Trees are said to be recursive in nature, means we can actively use recursion to build or traverse them.
We can traverse or search using 2 main techniques:
Depth First Search (DFS) : We start from root and pick an edge trail i.e. either left or right then we continue to traverse down that edge, we don't visit any sibling nodes. We continue to go left or right until we hit a leaf node. Then from root we pick another edge trail and follow. We first go full depth than breadth.
Breadth First Search (BFS) : We start from root and unlike DFS we visit each child node of the root node, i.e. we complete one full sub tree before moving down and follow the same method throughout the process. We got breadth first than depth.
👀 Now I did try to traverse a tree without recursion, see here 👉🏼 My attempt to traverse a tree without recursion.
In the case of Trees. We got the Big 3 Traversals:
- InOrder (L -> Root -> R) : First Left Node then Root Node then Right Node.
- PreOrder (Root -> L -> R) : First Root Node then Left Node then Right Node.
- PostOrder (L -> R -> Root) : First Left Node then Right Node then Root Node.
KEY OBSERVATION: All the traversal change how we visit root node. We always visit the left node before the right one ! We are shifting Root !

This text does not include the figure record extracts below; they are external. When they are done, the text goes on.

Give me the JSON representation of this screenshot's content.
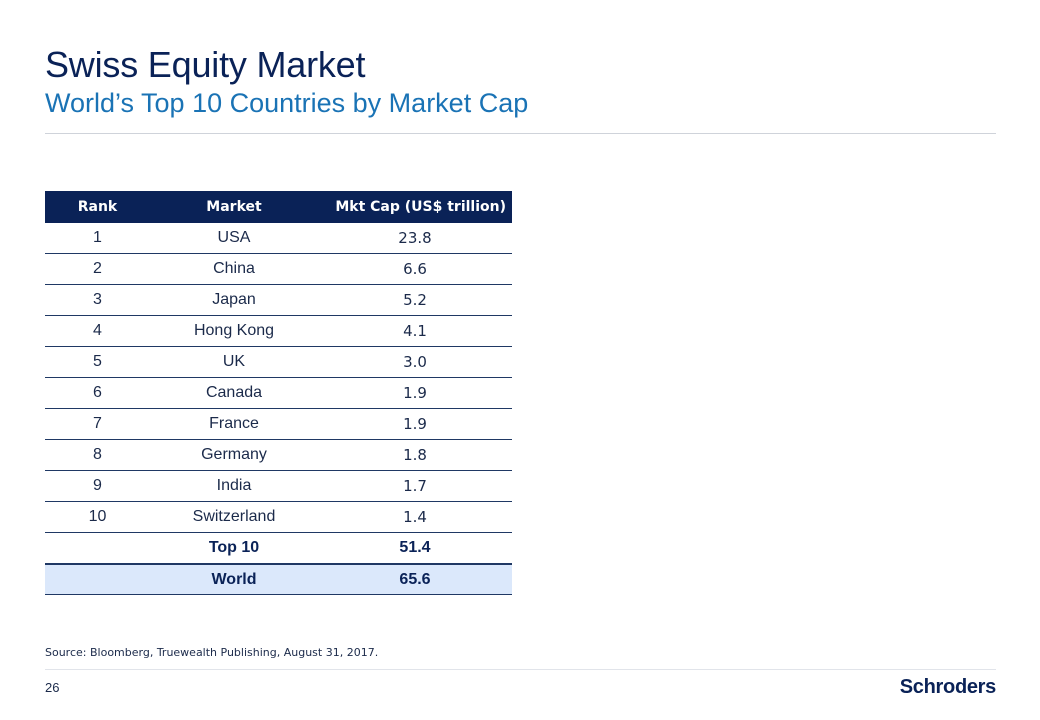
{
  "header": {
    "title": "Swiss Equity Market",
    "subtitle": "World’s Top 10 Countries by Market Cap"
  },
  "table": {
    "columns": [
      "Rank",
      "Market",
      "Mkt Cap (US$ trillion)"
    ],
    "rows": [
      {
        "rank": "1",
        "market": "USA",
        "cap": "23.8"
      },
      {
        "rank": "2",
        "market": "China",
        "cap": "6.6"
      },
      {
        "rank": "3",
        "market": "Japan",
        "cap": "5.2"
      },
      {
        "rank": "4",
        "market": "Hong Kong",
        "cap": "4.1"
      },
      {
        "rank": "5",
        "market": "UK",
        "cap": "3.0"
      },
      {
        "rank": "6",
        "market": "Canada",
        "cap": "1.9"
      },
      {
        "rank": "7",
        "market": "France",
        "cap": "1.9"
      },
      {
        "rank": "8",
        "market": "Germany",
        "cap": "1.8"
      },
      {
        "rank": "9",
        "market": "India",
        "cap": "1.7"
      },
      {
        "rank": "10",
        "market": "Switzerland",
        "cap": "1.4"
      }
    ],
    "total": {
      "label": "Top 10",
      "cap": "51.4"
    },
    "world": {
      "label": "World",
      "cap": "65.6"
    }
  },
  "footer": {
    "source": "Source: Bloomberg, Truewealth Publishing, August 31, 2017.",
    "page_number": "26",
    "logo_text": "Schroders"
  },
  "colors": {
    "title": "#0a2257",
    "subtitle": "#1a73b5",
    "table_header": "#0a2257",
    "world_row": "#dbe8fb"
  }
}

Lets see each traversal technique.
🔸 DFS
- PreOrder (Root -> L -> R) :
//PreOrder (Root -> Left -> Right)
void DFS_PreOrder(node* root){
if(root == nullptr) return; //base case
std::cout << root->data << std::endl;
//call DFS_PreOrder() passing both left and right children as root of sub trees
DFS_PreOrder(root->left);
DFS_PreOrder(root->right);
}
- InOrder (L -> Root -> R) :
//InOrder (Left -> Root -> Right)
void DFS_InOrder(node* root){
if(root == nullptr) return; //base case
//calling DFS_InOrder() passing left child as root of left sub tree
DFS_InOrder(root->left);
std::cout << root->data << std::endl;
//calling DFS_InOrder() passing right child as root of right sub tree
DFS_InOrder(root->right);
}
- PostOrder (L -> R -> Root) :
//PostOrder (Left -> Right -> Root)
void DFS_PostOrder(node* root){
if(root == nullptr) return; //base case
//calling DFS_InOrder() passing left child as root of left sub tree
DFS_PostOrder(root->left);
//calling DFS_InOrder() passing right child as root of right sub tree
DFS_PostOrder(root->right);
std::cout << root->data << std::endl;
}
🔸 BFS
Now BFS does not vibe naturally with recursion like DFS does. We can still use recursion but for this one I did the conventional non-recursive approach. This is my version of the code.
void BFS(node* root){
//store the root
std::vector<node*> nodeList_queue = { root };
node* pointer = nodeList_queue[0]; //point to the first element of the vector queue.
int index = 1;
while(true){
//if there is no more children left to traverse
if(!pointer->left || !pointer->right) break;
//push the children in the vector queue
nodeList_queue.push_back(pointer->left);
nodeList_queue.push_back(pointer->right);
pointer = nodeList_queue[index++];
}
for(int x = 0; x < nodeList_queue.size(); x++){
std::cout << nodeList_queue[x]->data << std::endl;
}
}
Although this only works for trees with exactly 2 or 0 children. WILL TWEAK LATER.